Data localisation requirements in Vietnam have undergone, and are undergoing, a gradual shift from a broad and unenforceable requirement that all service providers store data in Vietnam to a much more specific imposition of data storage and onshore representation for the purposes of law enforcement to protect service users both in Vietnam and globally. A list of specific crimes contemplated to trigger the data localisation requirement in Vietnam includes:
- cyberattack, cyberterrorism, cyberespionage or cybercrime;
- causing a cybersecurity incident;
- attacking, infringing, or hijacking operational control of, or distorting, interrupting, stalling, paralyzing or destroying an information system critical for State security; and
- resisting or obstructing the operation of network security protection forces or illegally disabling or rendering ineffective network security protection measures.
- the provision, posting, or transmission of:
- information in cyberspace with contents that may be considered propaganda against the State of the Socialist Republic of Vietnam;
- information in cyberspace inciting riot, disrupting security, disturbing public order;
- information in cyberspace causing humiliation, slander;
- information in cyberspace with contents for violation of economic management order;
- information in cyberspace with fabricated or untruthful contents causing confusion amongst the citizens, causing loss and damage to socio- economic activities, causing difficulties for the activities of the State agencies or officials in performing their duties, or infringing the lawful rights and interests of other agencies, organizations and individuals; and
- Other information infringing upon State security; and
- Preventing the sharing with authorities or the removal of such information.

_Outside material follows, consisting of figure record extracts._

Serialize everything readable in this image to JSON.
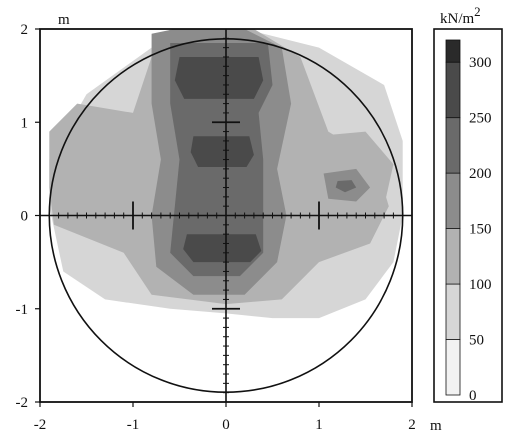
{
  "chart_data": {
    "type": "heatmap",
    "title": "",
    "x_unit": "m",
    "y_unit": "m",
    "xlim": [
      -2,
      2
    ],
    "ylim": [
      -2,
      2
    ],
    "x_ticks": [
      "-2",
      "-1",
      "0",
      "1",
      "2"
    ],
    "y_ticks": [
      "2",
      "1",
      "0",
      "-1",
      "-2"
    ],
    "x_tick_values": [
      -2,
      -1,
      0,
      1,
      2
    ],
    "y_tick_values": [
      2,
      1,
      0,
      -1,
      -2
    ],
    "circle_radius": 1.9,
    "colorbar": {
      "unit": "kN/m",
      "unit_superscript": "2",
      "tick_labels": [
        "300",
        "250",
        "200",
        "150",
        "100",
        "50",
        "0"
      ],
      "tick_values": [
        300,
        250,
        200,
        150,
        100,
        50,
        0
      ],
      "range": [
        0,
        320
      ],
      "level_colors": [
        "#f2f2f2",
        "#d6d6d6",
        "#b2b2b2",
        "#8c8c8c",
        "#6a6a6a",
        "#4a4a4a",
        "#2a2a2a"
      ]
    },
    "contour_levels": [
      {
        "level": 50,
        "color": "#d6d6d6",
        "polygon": [
          [
            -1.9,
            0.6
          ],
          [
            -1.5,
            1.3
          ],
          [
            -0.8,
            1.8
          ],
          [
            -0.6,
            2.0
          ],
          [
            0.2,
            2.0
          ],
          [
            1.0,
            1.8
          ],
          [
            1.7,
            1.4
          ],
          [
            1.9,
            0.8
          ],
          [
            1.9,
            0.0
          ],
          [
            1.8,
            -0.5
          ],
          [
            1.5,
            -0.9
          ],
          [
            1.0,
            -1.1
          ],
          [
            0.5,
            -1.1
          ],
          [
            0.0,
            -1.05
          ],
          [
            -0.6,
            -1.0
          ],
          [
            -1.3,
            -0.9
          ],
          [
            -1.75,
            -0.6
          ],
          [
            -1.9,
            0.1
          ]
        ]
      },
      {
        "level": 100,
        "color": "#b2b2b2",
        "polygon": [
          [
            -1.9,
            0.9
          ],
          [
            -1.6,
            1.2
          ],
          [
            -1.0,
            1.1
          ],
          [
            -0.8,
            1.7
          ],
          [
            -0.5,
            2.0
          ],
          [
            0.3,
            2.0
          ],
          [
            0.8,
            1.7
          ],
          [
            1.1,
            0.9
          ],
          [
            1.6,
            0.6
          ],
          [
            1.75,
            0.1
          ],
          [
            1.55,
            -0.3
          ],
          [
            1.0,
            -0.5
          ],
          [
            0.6,
            -0.9
          ],
          [
            0.0,
            -0.95
          ],
          [
            -0.8,
            -0.85
          ],
          [
            -1.1,
            -0.4
          ],
          [
            -1.85,
            -0.1
          ],
          [
            -1.9,
            0.3
          ]
        ]
      },
      {
        "level": 150,
        "color": "#8c8c8c",
        "polygon": [
          [
            -0.8,
            1.95
          ],
          [
            -0.3,
            2.05
          ],
          [
            0.2,
            2.0
          ],
          [
            0.6,
            1.8
          ],
          [
            0.7,
            1.2
          ],
          [
            0.55,
            0.5
          ],
          [
            0.65,
            0.0
          ],
          [
            0.55,
            -0.5
          ],
          [
            0.2,
            -0.85
          ],
          [
            -0.35,
            -0.85
          ],
          [
            -0.75,
            -0.55
          ],
          [
            -0.8,
            0.0
          ],
          [
            -0.7,
            0.6
          ],
          [
            -0.8,
            1.2
          ]
        ]
      },
      {
        "level": 200,
        "color": "#6a6a6a",
        "polygon": [
          [
            -0.6,
            1.85
          ],
          [
            0.45,
            1.85
          ],
          [
            0.5,
            1.4
          ],
          [
            0.35,
            1.1
          ],
          [
            0.4,
            0.6
          ],
          [
            0.4,
            -0.4
          ],
          [
            0.15,
            -0.65
          ],
          [
            -0.35,
            -0.65
          ],
          [
            -0.6,
            -0.4
          ],
          [
            -0.5,
            0.6
          ],
          [
            -0.6,
            1.2
          ]
        ]
      },
      {
        "level": 250,
        "color": "#4a4a4a",
        "polygon": [
          [
            -0.5,
            1.7
          ],
          [
            0.35,
            1.7
          ],
          [
            0.4,
            1.45
          ],
          [
            0.3,
            1.25
          ],
          [
            -0.45,
            1.25
          ],
          [
            -0.55,
            1.45
          ]
        ]
      },
      {
        "level": 250,
        "color": "#4a4a4a",
        "polygon": [
          [
            -0.35,
            0.85
          ],
          [
            0.25,
            0.85
          ],
          [
            0.3,
            0.65
          ],
          [
            0.22,
            0.52
          ],
          [
            -0.3,
            0.52
          ],
          [
            -0.38,
            0.68
          ]
        ]
      },
      {
        "level": 250,
        "color": "#4a4a4a",
        "polygon": [
          [
            -0.42,
            -0.2
          ],
          [
            0.32,
            -0.2
          ],
          [
            0.38,
            -0.38
          ],
          [
            0.26,
            -0.5
          ],
          [
            -0.35,
            -0.5
          ],
          [
            -0.46,
            -0.36
          ]
        ]
      },
      {
        "level": 100,
        "color": "#b2b2b2",
        "polygon": [
          [
            0.95,
            0.85
          ],
          [
            1.5,
            0.9
          ],
          [
            1.8,
            0.55
          ],
          [
            1.7,
            0.1
          ],
          [
            1.3,
            -0.05
          ],
          [
            1.0,
            0.15
          ]
        ]
      },
      {
        "level": 150,
        "color": "#8c8c8c",
        "polygon": [
          [
            1.05,
            0.45
          ],
          [
            1.4,
            0.5
          ],
          [
            1.55,
            0.3
          ],
          [
            1.4,
            0.15
          ],
          [
            1.1,
            0.18
          ]
        ]
      },
      {
        "level": 200,
        "color": "#6a6a6a",
        "polygon": [
          [
            1.2,
            0.37
          ],
          [
            1.35,
            0.38
          ],
          [
            1.4,
            0.3
          ],
          [
            1.28,
            0.25
          ],
          [
            1.18,
            0.3
          ]
        ]
      }
    ]
  }
}
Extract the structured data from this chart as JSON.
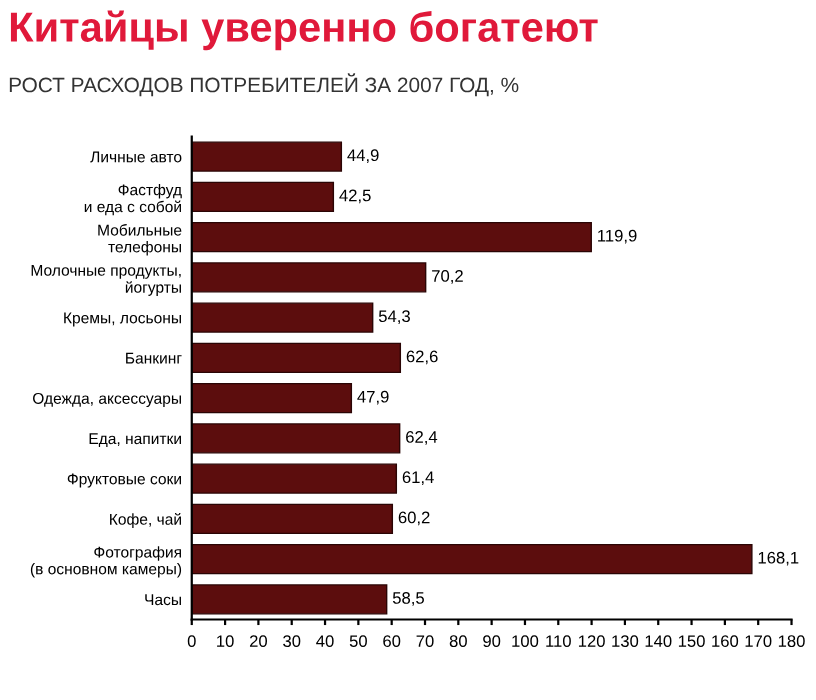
{
  "chart_data": {
    "type": "bar",
    "orientation": "horizontal",
    "title": "Китайцы уверенно богатеют",
    "subtitle": "РОСТ РАСХОДОВ ПОТРЕБИТЕЛЕЙ ЗА 2007 ГОД, %",
    "categories": [
      "Личные авто",
      "Фастфуд\nи еда с собой",
      "Мобильные\nтелефоны",
      "Молочные продукты,\nйогурты",
      "Кремы, лосьоны",
      "Банкинг",
      "Одежда, аксессуары",
      "Еда, напитки",
      "Фруктовые соки",
      "Кофе, чай",
      "Фотография\n(в основном камеры)",
      "Часы"
    ],
    "values": [
      44.9,
      42.5,
      119.9,
      70.2,
      54.3,
      62.6,
      47.9,
      62.4,
      61.4,
      60.2,
      168.1,
      58.5
    ],
    "value_labels": [
      "44,9",
      "42,5",
      "119,9",
      "70,2",
      "54,3",
      "62,6",
      "47,9",
      "62,4",
      "61,4",
      "60,2",
      "168,1",
      "58,5"
    ],
    "color": "#5c0d0d",
    "xlim": [
      0,
      180
    ],
    "xticks": [
      0,
      10,
      20,
      30,
      40,
      50,
      60,
      70,
      80,
      90,
      100,
      110,
      120,
      130,
      140,
      150,
      160,
      170,
      180
    ],
    "grid": false,
    "legend": false
  }
}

The above list is specific, for the most part, while leaving a large swath of discretion to Government authorities. The listed types of information violations that can trigger the data localisation requirements in Vietnam suggest that, more than security, the Government is concerned about its reputation. I won’t get into questions of censorship and human rights, but it is easy to see that the Government is being careful to maintain its rights to enforce certain interpretations on netizens operating in such a manner as to influence residents in the country.
Data localisation requirements in Vietnam remain in flux. Perhaps in the near future they will be finalized, but in the meantime enforcement is difficult and only companies providing specific internet services targeting Vietnam as a market–who would open a branch or representative office anyway–are truly subject to their requirements. Until such time as the draft decree is adopted there remains little the Government can realistically do to impose its will on foreign service providers.